Ebbe sì, dopo mesi e mesi torno a pubblicare qualcosa su Naruto!
Ero in preda alla nostalgia, molto probabilmente, quando ho
scritto questa one-shot (non so dirlo nemmeno io!).
Buona lettura!
Al
di là della collina.
“ Cosa vedi al di là della collina?”
“ Niente.”
Al di là della collina
non c’è nulla.
“ Cosa vedi al di là della collina?”
“ Niente.”
Al di là della collina
non c’è nulla. Solo terra bruciata.
“ Cosa vedi al di là della collina?”
“ Niente.”
Al di là della collina
non c’è nulla. Solo terra bruciata. Solo una montagna dagli strani contorni.
“ Cosa vedi al di là della collina?”
“ Niente.”
Al di là della collina
non c’è nulla. Solo terra bruciata. Solo una montagna dagli strani contorni.
Al di là della collina
c’è solo il suo passato. C’è solo il nulla.
Asuka osserva l’orizzonte
fin dove il suo occhio arriva.
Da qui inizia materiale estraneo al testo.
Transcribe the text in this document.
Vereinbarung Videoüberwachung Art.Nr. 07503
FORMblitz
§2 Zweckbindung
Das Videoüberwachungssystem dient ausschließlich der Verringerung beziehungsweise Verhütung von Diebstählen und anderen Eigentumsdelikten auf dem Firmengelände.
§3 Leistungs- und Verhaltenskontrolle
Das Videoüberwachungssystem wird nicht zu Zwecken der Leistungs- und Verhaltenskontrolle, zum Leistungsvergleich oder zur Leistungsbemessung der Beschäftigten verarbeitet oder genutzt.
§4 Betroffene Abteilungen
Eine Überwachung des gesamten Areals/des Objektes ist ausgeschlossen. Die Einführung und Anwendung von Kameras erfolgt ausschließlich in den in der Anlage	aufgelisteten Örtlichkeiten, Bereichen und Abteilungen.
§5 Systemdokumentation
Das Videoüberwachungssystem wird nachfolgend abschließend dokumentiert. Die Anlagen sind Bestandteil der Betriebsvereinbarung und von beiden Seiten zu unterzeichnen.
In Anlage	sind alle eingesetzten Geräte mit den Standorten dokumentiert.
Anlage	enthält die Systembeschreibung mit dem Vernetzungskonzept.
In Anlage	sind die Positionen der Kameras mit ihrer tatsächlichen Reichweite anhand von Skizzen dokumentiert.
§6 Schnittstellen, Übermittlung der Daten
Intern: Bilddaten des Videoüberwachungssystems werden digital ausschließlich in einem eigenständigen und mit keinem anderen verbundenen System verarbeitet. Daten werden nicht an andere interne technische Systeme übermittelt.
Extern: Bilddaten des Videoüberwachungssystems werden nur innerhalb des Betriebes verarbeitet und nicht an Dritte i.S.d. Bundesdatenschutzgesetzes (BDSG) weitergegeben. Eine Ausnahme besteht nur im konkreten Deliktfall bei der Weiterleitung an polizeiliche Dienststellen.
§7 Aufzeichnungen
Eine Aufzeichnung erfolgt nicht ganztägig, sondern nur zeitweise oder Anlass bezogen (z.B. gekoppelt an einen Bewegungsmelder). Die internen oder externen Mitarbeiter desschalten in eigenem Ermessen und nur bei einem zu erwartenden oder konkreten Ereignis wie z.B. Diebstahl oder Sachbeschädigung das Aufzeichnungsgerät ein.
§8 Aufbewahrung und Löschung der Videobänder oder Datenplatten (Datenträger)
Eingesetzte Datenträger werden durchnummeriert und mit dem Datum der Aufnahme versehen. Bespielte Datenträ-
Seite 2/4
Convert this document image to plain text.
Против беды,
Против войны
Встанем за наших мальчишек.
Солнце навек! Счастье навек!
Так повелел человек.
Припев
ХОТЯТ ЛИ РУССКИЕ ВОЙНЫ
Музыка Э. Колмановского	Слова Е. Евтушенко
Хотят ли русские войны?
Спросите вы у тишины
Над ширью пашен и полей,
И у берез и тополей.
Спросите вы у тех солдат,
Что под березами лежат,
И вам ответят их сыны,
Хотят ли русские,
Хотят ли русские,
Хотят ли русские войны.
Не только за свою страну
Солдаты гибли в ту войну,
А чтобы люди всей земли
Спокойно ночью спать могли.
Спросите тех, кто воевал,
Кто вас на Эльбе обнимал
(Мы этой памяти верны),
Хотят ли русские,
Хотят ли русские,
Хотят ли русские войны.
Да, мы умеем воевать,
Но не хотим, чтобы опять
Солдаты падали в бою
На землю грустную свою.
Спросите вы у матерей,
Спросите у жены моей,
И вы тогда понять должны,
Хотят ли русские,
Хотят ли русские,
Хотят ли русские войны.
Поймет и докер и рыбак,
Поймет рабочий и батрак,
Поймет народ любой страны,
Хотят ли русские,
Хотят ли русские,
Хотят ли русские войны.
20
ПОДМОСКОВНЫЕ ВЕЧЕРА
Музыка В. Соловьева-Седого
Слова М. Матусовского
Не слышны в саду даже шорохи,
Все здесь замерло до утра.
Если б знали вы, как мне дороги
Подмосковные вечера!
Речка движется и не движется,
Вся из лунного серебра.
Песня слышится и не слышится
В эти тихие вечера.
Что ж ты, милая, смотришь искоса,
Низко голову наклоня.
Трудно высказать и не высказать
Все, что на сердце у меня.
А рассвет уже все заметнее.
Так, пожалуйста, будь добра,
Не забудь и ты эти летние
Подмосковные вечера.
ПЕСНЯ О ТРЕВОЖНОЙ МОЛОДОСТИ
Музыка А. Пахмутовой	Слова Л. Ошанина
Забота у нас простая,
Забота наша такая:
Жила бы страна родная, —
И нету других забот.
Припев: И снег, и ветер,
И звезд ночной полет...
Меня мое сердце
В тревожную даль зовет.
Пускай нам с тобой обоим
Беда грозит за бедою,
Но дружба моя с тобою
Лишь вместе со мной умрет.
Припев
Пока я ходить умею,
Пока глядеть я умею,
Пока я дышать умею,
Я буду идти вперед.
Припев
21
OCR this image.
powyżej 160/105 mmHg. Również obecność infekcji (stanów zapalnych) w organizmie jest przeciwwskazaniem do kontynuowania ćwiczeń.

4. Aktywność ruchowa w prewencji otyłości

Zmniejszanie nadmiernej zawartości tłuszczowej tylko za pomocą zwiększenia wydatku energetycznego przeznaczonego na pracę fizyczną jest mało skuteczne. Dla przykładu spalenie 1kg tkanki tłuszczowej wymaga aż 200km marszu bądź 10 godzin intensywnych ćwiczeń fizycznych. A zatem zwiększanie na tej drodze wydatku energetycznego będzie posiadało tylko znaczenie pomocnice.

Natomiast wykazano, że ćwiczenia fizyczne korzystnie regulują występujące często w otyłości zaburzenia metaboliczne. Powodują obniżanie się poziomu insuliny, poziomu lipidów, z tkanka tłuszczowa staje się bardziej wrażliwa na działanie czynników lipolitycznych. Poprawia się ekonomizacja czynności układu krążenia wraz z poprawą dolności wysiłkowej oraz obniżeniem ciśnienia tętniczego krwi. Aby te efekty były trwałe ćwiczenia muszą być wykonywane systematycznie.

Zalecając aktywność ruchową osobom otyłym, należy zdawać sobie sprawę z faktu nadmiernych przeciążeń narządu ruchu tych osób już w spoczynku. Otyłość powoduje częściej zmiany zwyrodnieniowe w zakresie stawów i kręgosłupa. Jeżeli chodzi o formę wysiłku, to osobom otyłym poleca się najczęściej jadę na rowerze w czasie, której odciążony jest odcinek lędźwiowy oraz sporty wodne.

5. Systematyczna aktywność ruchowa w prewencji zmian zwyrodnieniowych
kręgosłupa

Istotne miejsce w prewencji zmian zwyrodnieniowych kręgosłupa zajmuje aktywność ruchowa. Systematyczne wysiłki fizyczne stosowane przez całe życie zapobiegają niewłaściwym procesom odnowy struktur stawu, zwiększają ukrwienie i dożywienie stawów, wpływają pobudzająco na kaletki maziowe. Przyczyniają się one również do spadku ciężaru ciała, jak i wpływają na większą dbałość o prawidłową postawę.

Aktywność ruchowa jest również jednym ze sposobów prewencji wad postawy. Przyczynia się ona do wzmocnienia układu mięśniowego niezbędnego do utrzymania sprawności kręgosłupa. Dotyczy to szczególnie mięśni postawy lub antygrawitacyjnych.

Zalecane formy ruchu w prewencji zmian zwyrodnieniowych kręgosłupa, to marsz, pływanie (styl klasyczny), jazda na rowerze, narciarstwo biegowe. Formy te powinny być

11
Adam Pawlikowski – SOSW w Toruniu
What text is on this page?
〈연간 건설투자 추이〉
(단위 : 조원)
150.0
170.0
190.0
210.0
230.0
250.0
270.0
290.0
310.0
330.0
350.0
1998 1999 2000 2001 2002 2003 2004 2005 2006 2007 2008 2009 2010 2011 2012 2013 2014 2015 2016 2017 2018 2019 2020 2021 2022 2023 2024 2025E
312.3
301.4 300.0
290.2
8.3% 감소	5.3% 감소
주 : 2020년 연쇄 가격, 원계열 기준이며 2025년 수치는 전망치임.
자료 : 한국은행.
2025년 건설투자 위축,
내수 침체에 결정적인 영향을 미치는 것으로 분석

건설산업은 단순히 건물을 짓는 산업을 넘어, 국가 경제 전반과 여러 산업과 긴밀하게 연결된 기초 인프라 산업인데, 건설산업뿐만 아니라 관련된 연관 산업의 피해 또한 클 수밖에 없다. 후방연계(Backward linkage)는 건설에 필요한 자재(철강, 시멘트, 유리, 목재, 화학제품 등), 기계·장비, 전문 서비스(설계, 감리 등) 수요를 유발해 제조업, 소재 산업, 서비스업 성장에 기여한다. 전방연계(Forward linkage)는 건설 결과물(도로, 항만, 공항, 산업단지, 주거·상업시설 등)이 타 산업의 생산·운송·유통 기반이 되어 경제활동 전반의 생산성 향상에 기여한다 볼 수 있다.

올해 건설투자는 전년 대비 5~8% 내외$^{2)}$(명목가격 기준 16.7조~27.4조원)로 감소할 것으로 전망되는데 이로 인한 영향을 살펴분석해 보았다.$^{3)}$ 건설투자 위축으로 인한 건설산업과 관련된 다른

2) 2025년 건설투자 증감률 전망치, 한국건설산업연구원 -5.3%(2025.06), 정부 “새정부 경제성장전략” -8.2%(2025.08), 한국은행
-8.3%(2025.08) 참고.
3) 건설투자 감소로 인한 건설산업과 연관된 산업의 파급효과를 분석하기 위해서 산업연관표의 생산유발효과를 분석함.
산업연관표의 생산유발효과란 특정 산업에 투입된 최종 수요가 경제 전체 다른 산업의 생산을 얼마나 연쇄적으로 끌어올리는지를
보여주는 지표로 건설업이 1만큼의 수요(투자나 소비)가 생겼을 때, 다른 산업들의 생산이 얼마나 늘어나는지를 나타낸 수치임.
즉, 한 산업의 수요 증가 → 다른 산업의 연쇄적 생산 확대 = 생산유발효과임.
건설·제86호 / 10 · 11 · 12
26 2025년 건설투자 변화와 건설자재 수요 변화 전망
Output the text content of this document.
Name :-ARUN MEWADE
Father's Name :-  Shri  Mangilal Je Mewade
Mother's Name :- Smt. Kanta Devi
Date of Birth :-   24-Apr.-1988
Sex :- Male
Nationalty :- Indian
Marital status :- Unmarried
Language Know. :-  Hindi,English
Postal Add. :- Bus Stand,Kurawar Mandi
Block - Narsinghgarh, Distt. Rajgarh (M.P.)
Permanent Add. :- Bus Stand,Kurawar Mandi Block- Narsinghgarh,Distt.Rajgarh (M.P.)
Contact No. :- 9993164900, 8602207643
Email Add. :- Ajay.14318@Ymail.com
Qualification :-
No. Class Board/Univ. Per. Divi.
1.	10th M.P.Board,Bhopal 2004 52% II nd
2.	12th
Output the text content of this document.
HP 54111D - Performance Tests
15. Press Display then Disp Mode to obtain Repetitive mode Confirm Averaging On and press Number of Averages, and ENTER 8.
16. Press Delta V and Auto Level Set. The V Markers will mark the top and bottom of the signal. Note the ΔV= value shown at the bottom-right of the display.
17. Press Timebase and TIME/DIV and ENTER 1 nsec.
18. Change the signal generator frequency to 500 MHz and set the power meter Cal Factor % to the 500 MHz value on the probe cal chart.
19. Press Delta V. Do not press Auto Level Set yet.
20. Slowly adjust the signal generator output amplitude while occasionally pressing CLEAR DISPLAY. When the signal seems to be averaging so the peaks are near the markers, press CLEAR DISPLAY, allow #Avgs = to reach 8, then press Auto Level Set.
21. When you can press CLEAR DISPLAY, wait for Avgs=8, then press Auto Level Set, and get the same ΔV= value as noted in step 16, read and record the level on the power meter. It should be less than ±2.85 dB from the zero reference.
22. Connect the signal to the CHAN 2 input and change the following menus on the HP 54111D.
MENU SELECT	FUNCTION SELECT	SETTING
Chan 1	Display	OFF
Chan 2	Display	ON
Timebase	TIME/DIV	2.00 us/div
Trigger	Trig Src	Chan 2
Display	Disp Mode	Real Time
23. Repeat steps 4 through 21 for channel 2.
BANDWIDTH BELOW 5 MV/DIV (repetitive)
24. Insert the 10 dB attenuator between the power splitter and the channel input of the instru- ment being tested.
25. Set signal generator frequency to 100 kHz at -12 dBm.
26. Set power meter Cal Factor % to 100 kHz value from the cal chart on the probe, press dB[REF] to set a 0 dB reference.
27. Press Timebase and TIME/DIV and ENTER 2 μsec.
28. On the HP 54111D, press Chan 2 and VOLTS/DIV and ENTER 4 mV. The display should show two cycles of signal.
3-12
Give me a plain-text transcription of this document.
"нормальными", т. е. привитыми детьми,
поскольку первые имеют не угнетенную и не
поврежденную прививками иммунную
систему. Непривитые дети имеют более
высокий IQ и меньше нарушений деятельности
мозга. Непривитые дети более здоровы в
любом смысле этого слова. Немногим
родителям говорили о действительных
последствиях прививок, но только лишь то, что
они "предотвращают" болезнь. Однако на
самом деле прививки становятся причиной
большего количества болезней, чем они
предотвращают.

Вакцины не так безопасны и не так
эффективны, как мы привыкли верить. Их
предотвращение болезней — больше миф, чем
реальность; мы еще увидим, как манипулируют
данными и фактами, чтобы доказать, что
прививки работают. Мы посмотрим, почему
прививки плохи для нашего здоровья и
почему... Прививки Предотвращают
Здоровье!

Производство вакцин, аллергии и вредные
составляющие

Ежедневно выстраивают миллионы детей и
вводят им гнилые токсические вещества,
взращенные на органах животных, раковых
Oggi ha compiuto sedici anni, e ha voluto
tornare in quel luogo in cui la nonna l’ha portata tante volte – dodici per la
precisione: una volta all’anno fin quando non si è spenta!
C’è la tristezza nel suo
sguardo, che si mescola in esso assieme al profondo affetto che ancor oggi la
lega a quella vecchietta da cui ha ereditato gli occhi, verdi come le fronde
degli alberi secolari – “come le foglie del paese in cui sono nata.”, era
solita dire la nonna. In verità si somigliano molto, loro due. Ha potuto
constatarlo da una vecchia foto trovata quasi per caso. Gli stessi occhi,
identici per forma e colore; lo stesso incarnato latteo, soave e delicato; le
stesse labbra, sottili e rosee. Solo i capelli, nel suo aspetto, non
assomigliano a quelli della nonna: Asuka li ha di un biondo splendente, quasi accecante,
mentre la vecchia donna li aveva di uno strano rosa confetto che con lo
scorrere del tempo è diventato argenteo. Ed era bella, la nonna, con il volto
incorniciato da quei leggeri fili color della luna.
Sorrideva sempre,
sempre. Ma solo ora la ragazza si accorge di quanto malinconico fosse quel
sorriso.
Pallido fantasma di ciò ch’è stato e
non può più essere.
La mamma le ha sempre
detto che non ha mai visto un sorriso diverso sul volto di quella donna.
“ Il sorriso della
nonna è perso nel suo passato. E non tornerà.”
Così le diceva quand’era
piccola. E lei ci leggeva la tristezza in quello stiramento delle labbra. Solo ora
si accorge di quanto si sbagliava: non era tristezza – non è mai stata
tristezza! – ma malinconia, nostalgia. Era rimorso, rimpianto. Era dolore!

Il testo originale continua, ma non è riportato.